Elazığ’daki sarsıntının ardından yetkililer hep aynı uyarıyı yaptı: “Hasarlı evlere girmeyin, mahalle aralarında değil açık alanlarda bekleyin.” Elazığ’daki felaket, yıllardır benzer büyüklükteki bir deprem korkusuyla yaşayan İstanbul’daki toplanma alanları konusunu yeniden gündeme getirdi.
İstanbul Silivri açıklarında 26 Eylül’de 5.8 büyüklüğünde bir deprem meydana gelmiş ve 473 bina hasar görmüştü. İstanbul Büyükşehir Belediye Başkanı Ekrem İmamoğlu ertesi gün katıldığı bir televizyon programında “İstanbul’da kaç acil toplanma alanı var?” sorusuna şu yanıtı vermişti: “1999 yılında 470 adet çok büyük çaplı toplanma alanı tanımlanmış, şimdi elimizde 77’si kalmış. Bugün sayılar şöyle; İstanbul genelinde 2864 park ve buna benzer alanların toplanma alanı şeklinde AFAD’a bildirildiği söyleniyor. Bu alanlar toplanma alanı şeklinde gerekli fiziksel şartlara sahip değil.”

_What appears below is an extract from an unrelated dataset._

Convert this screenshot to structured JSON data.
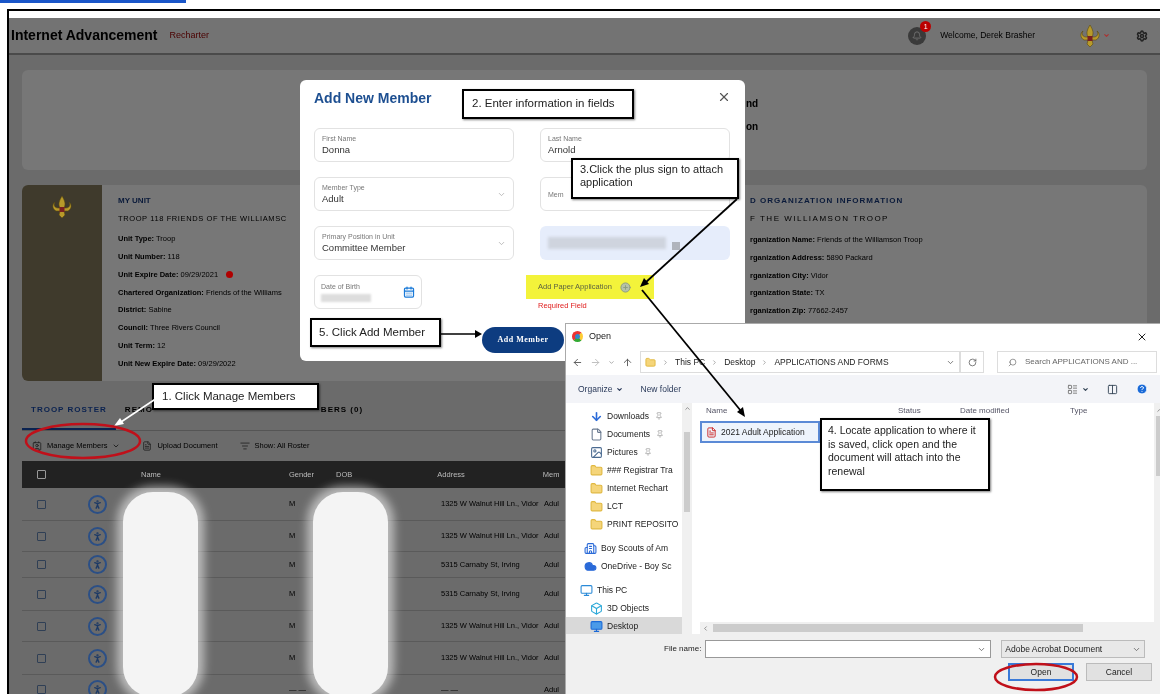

İmamoğlu’nun verdiği bilgiler özetle şöyle:
OKUL BAHÇELERİ DE DAHİL: Toplanma alanı hususunda, 10 bin 22 adet olarak tanımlanıyor. Bu alanlara okul bahçeleri de konuyor. Acil toplanma alanlarıyla ilgili şehrimiz sıkıntıdadır. Çalışmalara bu şekilde bakmazsak eylemcilik yapmış oluruz. Biz bir buçuk aydır bu konu üzerinde çalışıyoruz. 856 adet yeni toplanma alanı yapılabilecek yeni yerler tespit ettik. Bununla ilgili pazar günü bana sunum yapıldı. Pazartesi günü de katıldığım bir televizyon programında Sayın Cumhurbaşkanımız ile konuşmak istediğimi söyledim. ‘Ne konuşacaksınız?’ diye soruyorlar. Depremi konuşacağım elbette ne konuşacağım.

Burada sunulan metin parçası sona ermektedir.